Informed Insights, or Carping Commentaries

Wednesday, August 23, 2006

Evil, the Sequel: Who Wears the Jackboots?

From a CP report: "Jason Kenney (a Tory MP) says the fact that Hezbollah has a politicial wing doesn't change the fact that it is a terrorist group dedicated to the eradication of Israel. He says Germany in the 1930s had a political party which ran in elections and provided social services but it was also dedicated to violence against the Jewish people... There is nothing to negotiate with an organization motivated by hate, he says."

You know, there are those who equate Israel with Nazism too. I don't find that terribly enlightening either. Certainly if one looks at who has actually been crushing other peoples of late, one could say that the jackboot is on the other foot these days, but there are levels of oppression that are not quite as bad as that carried out by the Nazis. As for Hezbollah being like the Nazis- if Hezbollah had the power to do to Israel what Israel has just done to Lebanon, I'd be more worried. What capacity does Hezbollah actually have to destroy Israel? None. The only valid point in Kenney's statement is that being a political party doesn't stop a political organization from being hate-filled and perncious. But is there really nothing to talk about with Hezbollah? Simply equating them with the Nazis is not an argument, anymore than equating Israel with Nazi Germany is.

Even worse, Kenney says that "the decision by three opposition MPs - a Liberal, a New Democrat and a Bloc member - to visit Lebanon this week offers political legitimacy to Hezbollah. " Not only do we not have anything to talk about with Hezbollah, we apparently have nothing to discuss with the Lebanese, nor need we concern ourselves about looking at the consequences for them of Israel's attack on them. Nice.

Meanwhile, Liberal leadership hopeful Gerard Kennedy has distanced himself from the Liberal MP who was with the visiting delegation of MP`s (Borys Wrzesnewskyj), saying:

"I think that you can't sanction violence. We have to operate according to principles and one of the principles is not to acknowledge bodies that will not abide by basic human rights and international law," Kennedy said.

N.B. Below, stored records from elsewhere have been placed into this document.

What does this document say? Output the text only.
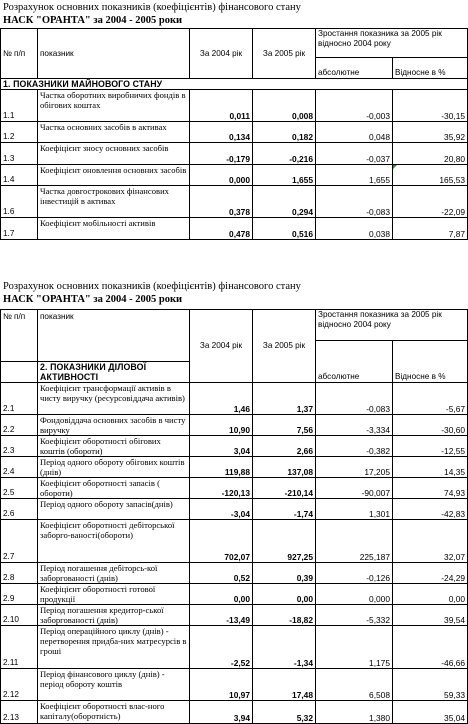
Розрахунок основних показників (коефіцієнтів) фінансового стану
НАСК "ОРАНТА" за 2004 - 2005 роки
№ п/п	показник	За 2004 рік	За 2005 рік	Зростання показника за 2005 рік відносно 2004 року	
				абсолютне	Відносне в %
1. ПОКАЗНИКИ МАЙНОВОГО СТАНУ					
1.1	Частка оборотних виробничих фондів в обігових коштах	0,011	0,008	-0,003	-30,15
1.2	Частка основних засобів в активах	0,134	0,182	0,048	35,92
1.3	Коефіцієнт зносу основних засобів	-0,179	-0,216	-0,037	20,80
1.4	Коефіцієнт оновлення основних засобів	0,000	1,655	1,655	165,53
1.6	Частка довгострокових фінансових інвестицій в активах	0,378	0,294	-0,083	-22,09
1.7	Коефіцієнт мобільності активів	0,478	0,516	0,038	7,87
Розрахунок основних показників (коефіцієнтів) фінансового стану
НАСК "ОРАНТА" за 2004 - 2005 роки
№ п/п	показник	За 2004 рік	За 2005 рік	Зростання показника за 2005 рік відносно 2004 року	
				абсолютне	Відносне в %
	2. ПОКАЗНИКИ ДІЛОВОЇ АКТИВНОСТІ				
2.1	Коефіцієнт трансформації активів в чисту виручку (ресурсовіддача активів)	1,46	1,37	-0,083	-5,67
2.2	Фондовіддача основних засобів в чисту виручку	10,90	7,56	-3,334	-30,60
2.3	Коефіцієнт оборотності обігових коштів (обороти)	3,04	2,66	-0,382	-12,55
2.4	Період одного обороту обігових коштів (днів)	119,88	137,08	17,205	14,35
2.5	Коефіцієнт оборотності запасів ( обороти)	-120,13	-210,14	-90,007	74,93
2.6	Період одного обороту запасів(днів)	-3,04	-1,74	1,301	-42,83
2.7	Коефіцієнт оборотності дебіторської заборго-ваності(обороти)	702,07	927,25	225,187	32,07
2.8	Період погашення дебіторсь-кої заборгованості (днів)	0,52	0,39	-0,126	-24,29
2.9	Коефіцієнт оборотності готової продукції	0,00	0,00	0,000	0,00
2.10	Період погашення кредитор-ської заборгованості (днів)	-13,49	-18,82	-5,332	39,54
2.11	Період операційного циклу (днів) - перетворення придба-них матресурсів в гроші	-2,52	-1,34	1,175	-46,66
2.12	Період фінансового циклу (днів) - період обороту коштів	10,97	17,48	6,508	59,33
2.13	Коефіцієнт оборотності влас-ного капіталу(оборотність)	3,94	5,32	1,380	35,04
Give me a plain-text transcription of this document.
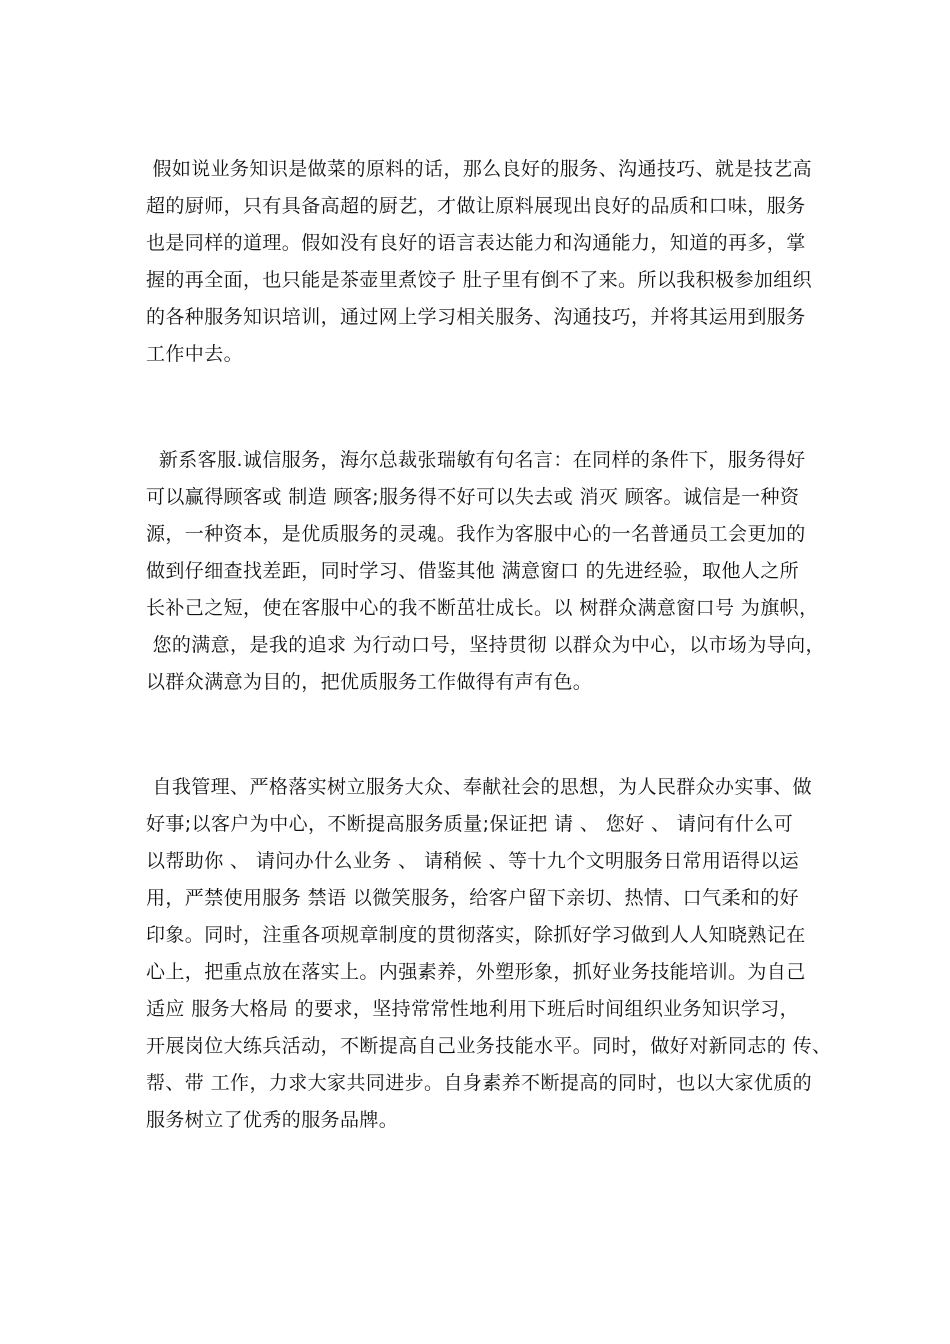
假如说业务知识是做菜的原料的话，那么良好的服务、沟通技巧、就是技艺高
超的厨师，只有具备高超的厨艺，才做让原料展现出良好的品质和口味，服务
也是同样的道理。假如没有良好的语言表达能力和沟通能力，知道的再多，掌
握的再全面，也只能是茶壶里煮饺子 肚子里有倒不了来。所以我积极参加组织
的各种服务知识培训，通过网上学习相关服务、沟通技巧，并将其运用到服务
工作中去。
新系客服.诚信服务，海尔总裁张瑞敏有句名言：在同样的条件下，服务得好
可以赢得顾客或 制造 顾客;服务得不好可以失去或 消灭 顾客。诚信是一种资
源，一种资本，是优质服务的灵魂。我作为客服中心的一名普通员工会更加的
做到仔细查找差距，同时学习、借鉴其他 满意窗口 的先进经验，取他人之所
长补己之短，使在客服中心的我不断茁壮成长。以 树群众满意窗口号 为旗帜，
您的满意，是我的追求 为行动口号，坚持贯彻 以群众为中心，以市场为导向，
以群众满意为目的，把优质服务工作做得有声有色。
自我管理、严格落实树立服务大众、奉献社会的思想，为人民群众办实事、做
好事;以客户为中心，不断提高服务质量;保证把 请 、 您好 、 请问有什么可
以帮助你 、 请问办什么业务 、 请稍候 、等十九个文明服务日常用语得以运
用，严禁使用服务 禁语 以微笑服务，给客户留下亲切、热情、口气柔和的好
印象。同时，注重各项规章制度的贯彻落实，除抓好学习做到人人知晓熟记在
心上，把重点放在落实上。内强素养，外塑形象，抓好业务技能培训。为自己
适应 服务大格局 的要求，坚持常常性地利用下班后时间组织业务知识学习，
开展岗位大练兵活动，不断提高自己业务技能水平。同时，做好对新同志的 传、
帮、带 工作，力求大家共同进步。自身素养不断提高的同时，也以大家优质的
服务树立了优秀的服务品牌。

Really? Surely this "principle" would lead to us not recognizing Israel- and I am against not recognizing Israel, by the way. Do I really need to trot out all the examples of Israel`s human rights and international law violations? Furthermore, we could also not, as a matter of principle, recognize China, Syria, Iran, and...the United States. As for "not sanctioning violence", allow me a moment to break into derisive laughter- unless Kennedy is a strict pacifist he is talking gibberish. If to recognize a body was to sanction its violence, then our mere recognition of a country like Israel (or the United States) as a legitimate body would sanction all its acts of violence. I`m not into realpolitik. I am into dealing with the reality of how the world actually is, and not getting diverted by"principles" that no one has any serious intention of applying across the board, and which are therefore not principles at all, but rather a whole lot of rhetorical hot air.